According to new research, at least five of them crossed an intersection in southern England some 166 million years ago, leaving behind 200 footprints that researchers have dubbed the “dinosaur highway.”
Scientists said the tracks in Oxfordshire, unearthed last summer after a quarry worker spotted unusual bumps on the ground, represent the most significant finding of dinosaur tracks in this country in decades and offer a glimpse into how two species interacted with their surroundings.
Video by University of Birmingham via TIME
“For something of this scale to have been preserved for so long, giving us a snapshot of what tropical Oxfordshire looked like 166 million years ago — when these animals were just going about their day — it’s pretty special,” said Kirsty Edgar, a professor of micropaleontology at the University of Birmingham in England who helped lead the excavation.
“It’s the closest we’ll get to a time machine,” she said in a phone interview Monday.

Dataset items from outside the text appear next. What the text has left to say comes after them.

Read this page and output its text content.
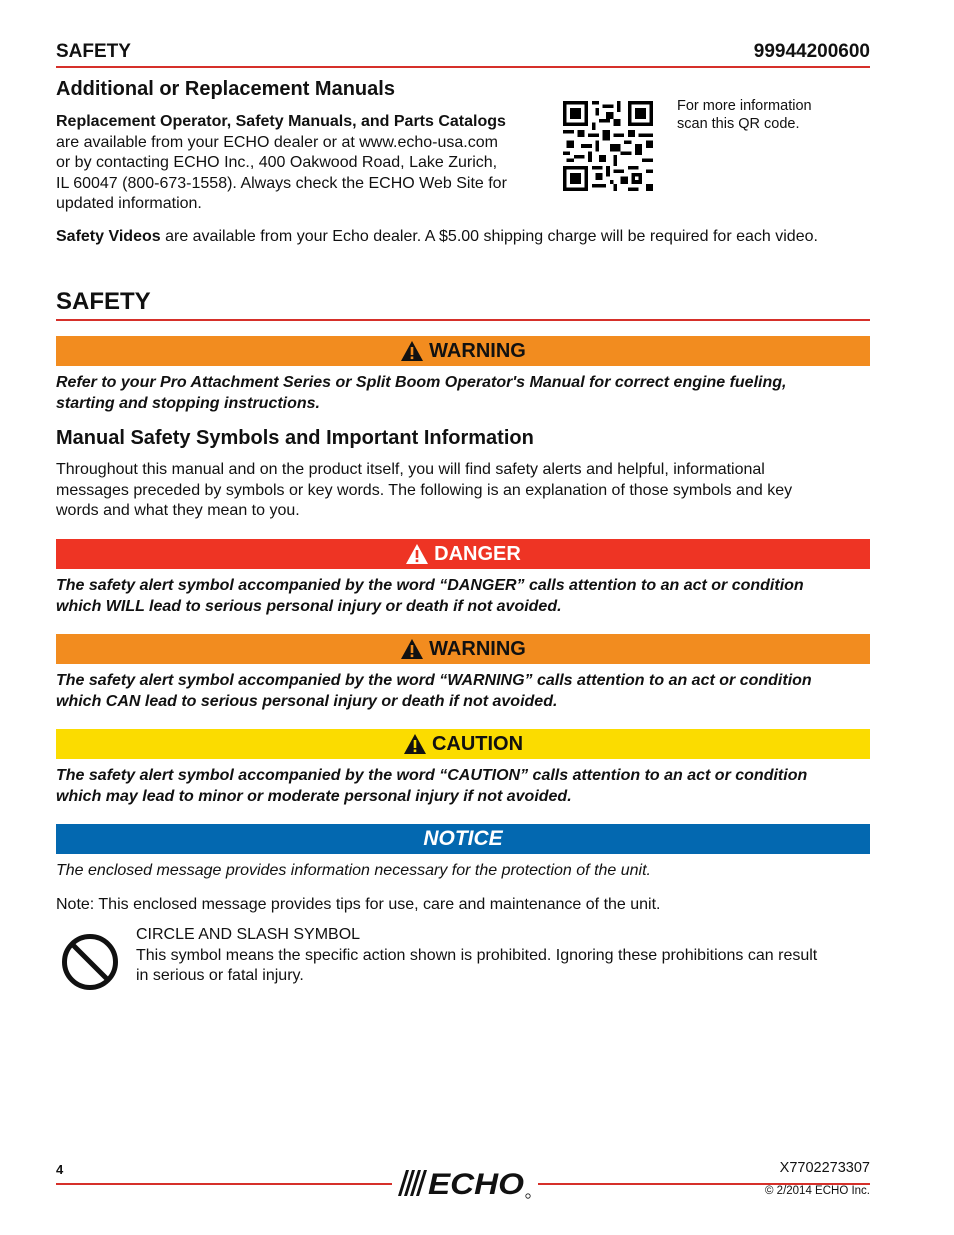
SAFETY	99944200600
Additional or Replacement Manuals
Replacement Operator, Safety Manuals, and Parts Catalogs
are available from your ECHO dealer or at www.echo-usa.com
or by contacting ECHO Inc., 400 Oakwood Road, Lake Zurich,
IL 60047 (800-673-1558). Always check the ECHO Web Site for
updated information.
For more information
scan this QR code.

Safety Videos are available from your Echo dealer. A $5.00 shipping charge will be required for each video.

SAFETY
WARNING
Refer to your Pro Attachment Series or Split Boom Operator's Manual for correct engine fueling,
starting and stopping instructions.
Manual Safety Symbols and Important Information
Throughout this manual and on the product itself, you will find safety alerts and helpful, informational
messages preceded by symbols or key words. The following is an explanation of those symbols and key
words and what they mean to you.
DANGER
The safety alert symbol accompanied by the word “DANGER” calls attention to an act or condition
which WILL lead to serious personal injury or death if not avoided.
WARNING
The safety alert symbol accompanied by the word “WARNING” calls attention to an act or condition
which CAN lead to serious personal injury or death if not avoided.
CAUTION
The safety alert symbol accompanied by the word “CAUTION” calls attention to an act or condition
which may lead to minor or moderate personal injury if not avoided.
NOTICE

The enclosed message provides information necessary for the protection of the unit.

Note: This enclosed message provides tips for use, care and maintenance of the unit.

CIRCLE AND SLASH SYMBOL
This symbol means the specific action shown is prohibited. Ignoring these prohibitions can result
in serious or fatal injury.
4	ECHO	X7702273307
© 2/2014 ECHO Inc.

Experts from the Universities of Oxford and Birmingham counted four sets of extensive tracks at the site left by sauropod dinosaurs, most likely four Cetiosaurus — long-necked herbivores — the biggest of which measured 60 feet in length. A fifth set of tracks was left, they believe, by a Megalosaurus, a 30-foot carnivorous theropod with distinctive three-toed claws that typically weighed over two British tonnes, equivalent to an SUV.